Book review: The Widow by John Grisham
I very much enjoyed most of The Widow by John Grisham. We’re introduced to likeable lawyer, Simon who gambles more than he should, sleeps in his office pending separation and divorce from his wife, and seemingly just scrapes by. He first assumes that drafting the will of 85 year old widow Eleanor will net him his usual $250 fee – and something that his assistant will (in fact) do on his behalf. However, Eleanor happens to mention her husband holding shares in Coca Cola and Wal-Mart and he realises he could be sitting on a big pay day.
The Widow
by John Grisham
Published by Hodder & Stoughton
on 21/10/2025
Source: NetGalley
Genres: Crime Fiction, Legal Procedural
ISBN: 1399703390
Pages: 416
Goodreads
Simon Latch is a small-town lawyer struggling with debt, gambling issues and an impending divorce. But when Eleanor Barnett, an 85-year-old widow, visits his office to secure a new will, it seems his luck has finally she claims she’s sitting on a $20 million fortune and no one else knows about it.
Once he’s hooked the richest client of his career, Simon works quietly to keep her wealth under the radar, even from his own assistant. But there are other lawyers are circling his client like vultures.

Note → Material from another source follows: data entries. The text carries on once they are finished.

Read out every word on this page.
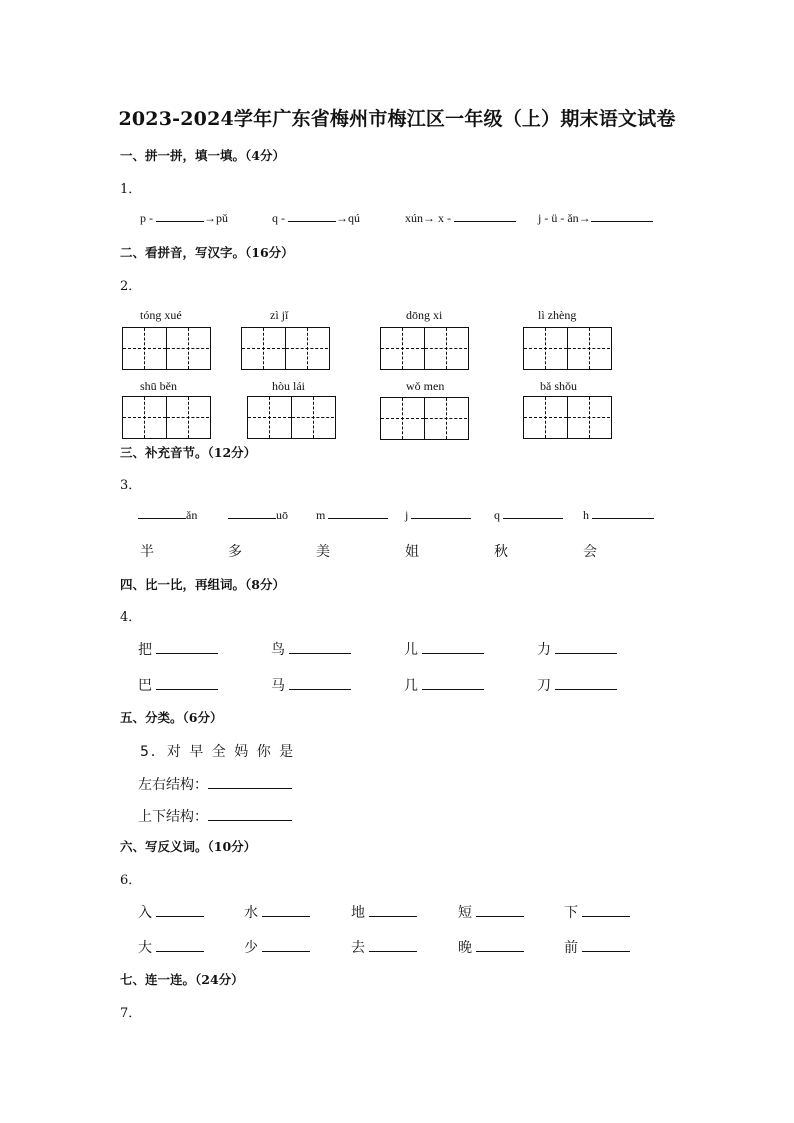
2023-2024学年广东省梅州市梅江区一年级（上）期末语文试卷
一、拼一拼，填一填。（4分）
1．
p -	→pǔ	q -	→qú	xún→ x -	j - ü - ǎn→
二、看拼音，写汉字。（16分）
2．
tóng xué	zì jǐ	dōng xi	lì zhèng
shū běn	hòu lái	wǒ men	bǎ shǒu
三、补充音节。（12分）
3．
ǎn	uō m	j	q	h
半	多	美	姐	秋	会
四、比一比，再组词。（8分）
4．
把	鸟	儿	力
巴	马	几	刀
五、分类。（6分）
5．对 早 全 妈 你 是
左右结构：
上下结构：
六、写反义词。（10分）
6．
入	水	地	短	下
大	少	去	晚	前
七、连一连。（24分）
7．
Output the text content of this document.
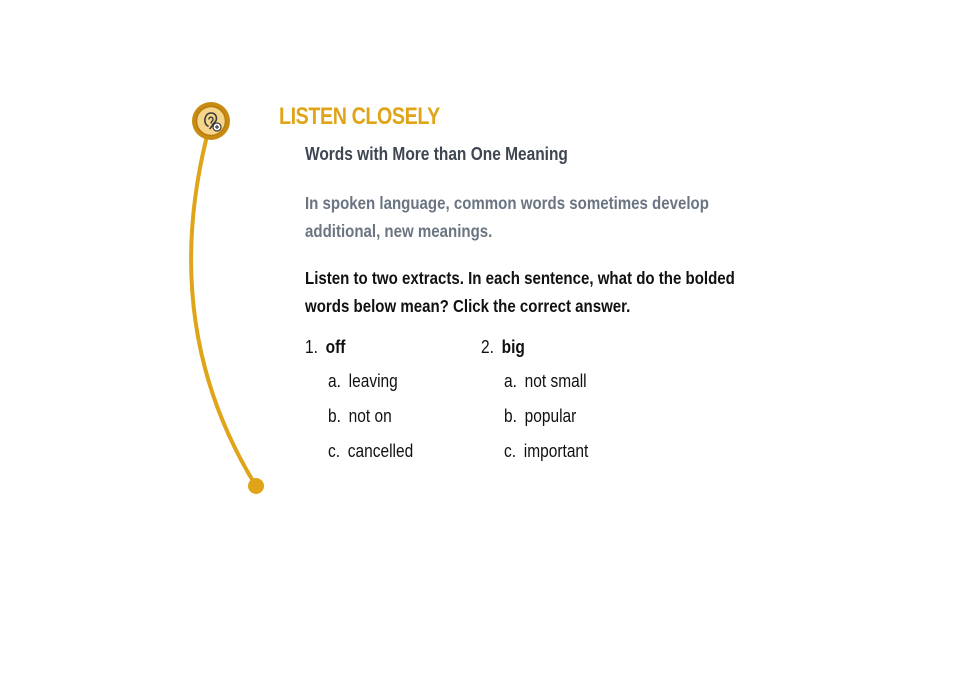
LISTEN CLOSELY
Words with More than One Meaning
In spoken language, common words sometimes develop additional, new meanings.
Listen to two extracts. In each sentence, what do the bolded words below mean? Click the correct answer.
1. off
a. leaving
b. not on
c. cancelled
2. big
a. not small
b. popular
c. important
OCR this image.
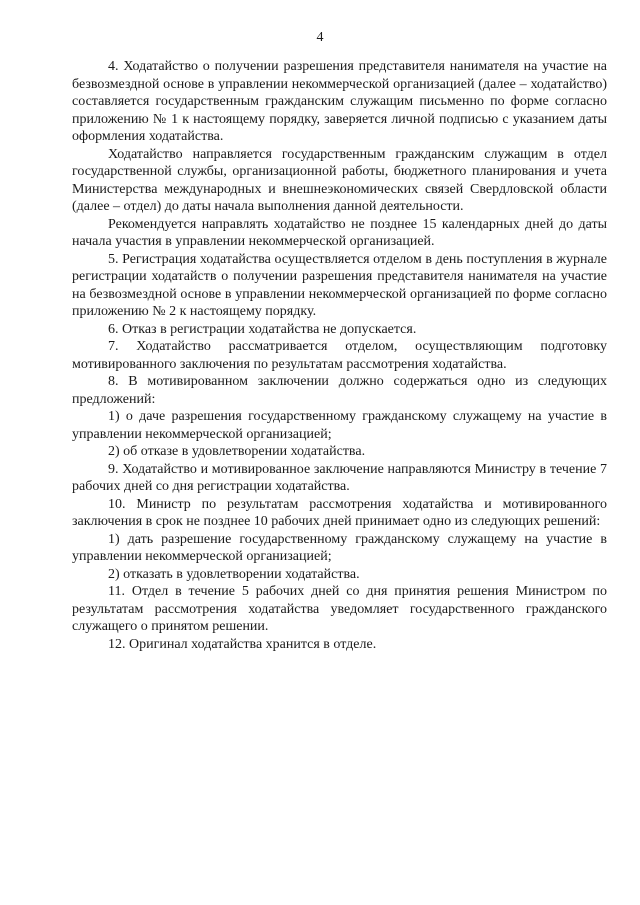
4

4. Ходатайство о получении разрешения представителя нанимателя на участие на безвозмездной основе в управлении некоммерческой организацией (далее – ходатайство) составляется государственным гражданским служащим письменно по форме согласно приложению № 1 к настоящему порядку, заверяется личной подписью с указанием даты оформления ходатайства.

Ходатайство направляется государственным гражданским служащим в отдел государственной службы, организационной работы, бюджетного планирования и учета Министерства международных и внешнеэкономических связей Свердловской области (далее – отдел) до даты начала выполнения данной деятельности.

Рекомендуется направлять ходатайство не позднее 15 календарных дней до даты начала участия в управлении некоммерческой организацией.

5. Регистрация ходатайства осуществляется отделом в день поступления в журнале регистрации ходатайств о получении разрешения представителя нанимателя на участие на безвозмездной основе в управлении некоммерческой организацией по форме согласно приложению № 2 к настоящему порядку.

6. Отказ в регистрации ходатайства не допускается.

7. Ходатайство рассматривается отделом, осуществляющим подготовку мотивированного заключения по результатам рассмотрения ходатайства.

8. В мотивированном заключении должно содержаться одно из следующих предложений:

1) о даче разрешения государственному гражданскому служащему на участие в управлении некоммерческой организацией;

2) об отказе в удовлетворении ходатайства.

9. Ходатайство и мотивированное заключение направляются Министру в течение 7 рабочих дней со дня регистрации ходатайства.

10. Министр по результатам рассмотрения ходатайства и мотивированного заключения в срок не позднее 10 рабочих дней принимает одно из следующих решений:

1) дать разрешение государственному гражданскому служащему на участие в управлении некоммерческой организацией;

2) отказать в удовлетворении ходатайства.

11. Отдел в течение 5 рабочих дней со дня принятия решения Министром по результатам рассмотрения ходатайства уведомляет государственного гражданского служащего о принятом решении.

12. Оригинал ходатайства хранится в отделе.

But when she is hospitalised after a car accident, Eleanor’s story begins to crack. Simon realises that nothing is as it seems. And as events spiral out of control, he finds himself on trial for a crime he swears he didn’t murder.
Thankfully Simon isn’t as mercenary or heartless as Eleanor’s previous lawyer who included a half a million dollar bequest for himself, instead (Simon) helps her to divvy her estate to a number of charities through trusts (which he would—of course—manage, paying himself $500/hr) and also encourages her to leave a little money to her two selfish and estranged stepsons who have recently reappeared in her life. Initially he digs into her finances to ensure she’s telling the truth but Eleanor is very secretive and offended that Simon doesn’t believe her. In the end Simon accepts her word and befriends her, taking her for regular lunches and becoming someone she can rely on.
And when she has a car accident and is hospitalised Simon seeks seeks power of attorney and an advance health directive to make decisions on her behalf. When she takes a turn for the worse in hospital Simon is reluctant to turn off her life support – deferring to medical team to make those decisions.
Unfortunately for Simon, the police get a tip-off that her death is suspicious and it’s discovered she was poisoned by cookies he’d gifted to her. In no time at all Simon is arrested and charged with her murder.
Simon is our narrator so we know fully well he’s not responsible for her death. We do know her money drew him to her case, but—in many ways—it seems like he came to care about her a little and he’s kinda got a good heart.
Grisham does a good job at pacing the novel so the wait for Simon’s day(s) in court isn’t laborious and we soon move into the trial where it seems the prosecution is making a lot of assumptions with no real evidence.
I liked the background colour here, Simon’s marriage ending, his relationship with his children complicated by the allegations and arrest, being confronted with his gambling problem and realising he’s hit rock-bottom and of course Grisham does legal thrillers very well. I confess didn’t however appreciate the direction this ultimately took which seemed very left-field/random. Perhaps more suspects to muddy the waters might have allowed more false leads but it felt a little directionless and lacked some closure for me, meaning I enjoyed all but the very end. Although perhaps the message here from Grisham is one of the randomness of the universe, or fate or something.
The Widow by John Grisham will be published by Hodder & Stoughton in late October 2025.
I received an electronic copy of this book from the publisher for review purposes.